En función de la potencia, puede requerirse desde un simple boletín eléctrico hasta un proyecto técnico y una inspección por un organismo autorizado. A nivel europeo, existen límites estrictos de emisiones contaminantes y es obligatorio el marcado CE para su comercialización. Además, las instalaciones permanentes deben contar con mantenimiento periódico obligatorio.

Generadores eléctricos en España.

La energía solar es una alternativa mucho más limpia y eficiente que los generadores clásicos. GETTY IMAGES

¿Los requisitos son los mismos en una vivienda?

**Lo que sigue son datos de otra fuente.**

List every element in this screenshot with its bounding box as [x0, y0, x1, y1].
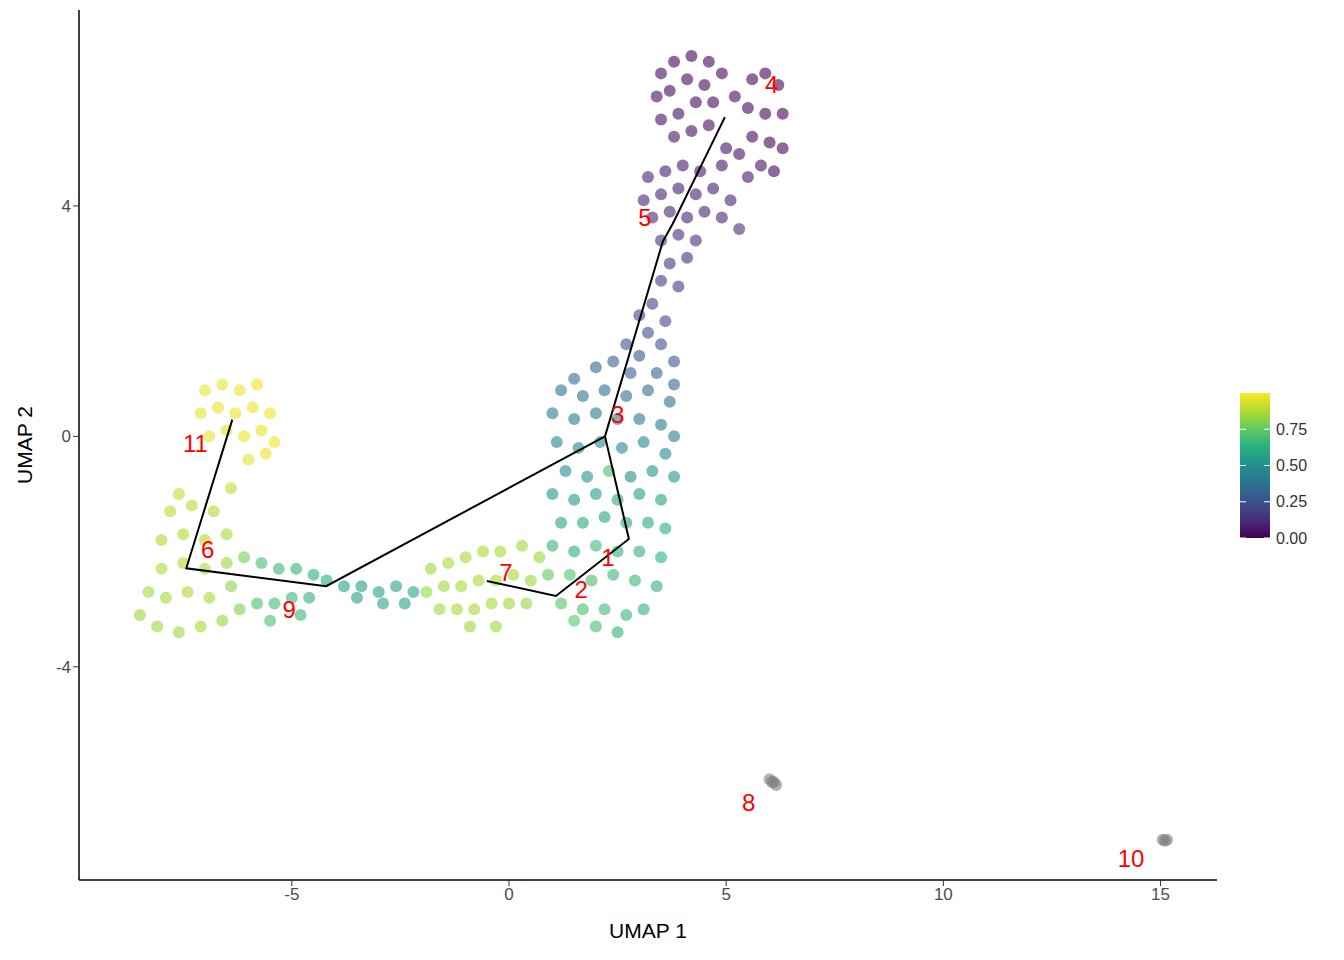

No. Para una vivienda, suele ser suficiente con la memoria técnica o el boletín eléctrico. En cambio, cuando se trata de industria o instalaciones de alta potencia, hace falta además un proyecto técnico firmado por un ingeniero y una inspección por parte de un organismo de control autorizado (OCA).

¿Cuánto cuesta un generador?

El precio varía en función de la potencia, el uso y la tecnología (los precios indicados son orientativos):

  • Modelos domésticos portátiles: entre 150 y 1.000 euros.
  • Equipos semiprofesionales: entre 1.000 y 5.000 euros.
  • Generadores profesionales insonorizados: entre 5.000 y 25.000 euros.
  • Grandes instalaciones industriales: a partir de 25.000 euros.
  • Para uso doméstico, los generadores inverter suelen costar entre 300 y 800 euros. En cambio, un sistema completo para un edificio con obligación legal puede superar fácilmente los 6.000 o 10.000 euros incluyendo instalación y legalización.

¿Qué alternativas existen?

El auge reciente no solo ha impulsado los generadores clásicos, sino también otras soluciones más limpias o prácticas:

  • Estaciones de energía portátiles: funcionan con baterías, no generan ruido ni emisiones y permiten alimentar dispositivos básicos como móviles, routers o pequeños electrodomésticos.
  • Kits solares con batería: combinan paneles solares y almacenamiento energético, ofreciendo independencia de la red sin necesidad de combustible.
  • Generadores inverter: más eficientes y adecuados para electrónica sensible. A diferencia de los generadores convencionales, los generadores inverter tienen la capacidad de adaptar la velocidad del motor a la demanda, lo que se traduce en menor consumo de combustible, menos ruido y una corriente más estable, ideal para electrónica sensible.
  • Sistemas de respaldo automático (standby): se activan solos ante cortes y funcionan con gas natural o propano.
  • Powerbanks de alta capacidad: opción económica para mantener operativos dispositivos esenciales durante horas o días. No es adecuada para electrodomésticos o aparatos de alto consumo, ya que su potencia se limita a dispositivos de bajo consumo como móviles, tabletas, radios o linternas.

En un contexto de incertidumbre energética, la tendencia apunta a soluciones híbridas: combinar generadores tradicionales con sistemas de almacenamiento y energías renovables para garantizar autonomía sin renunciar a la sostenibilidad.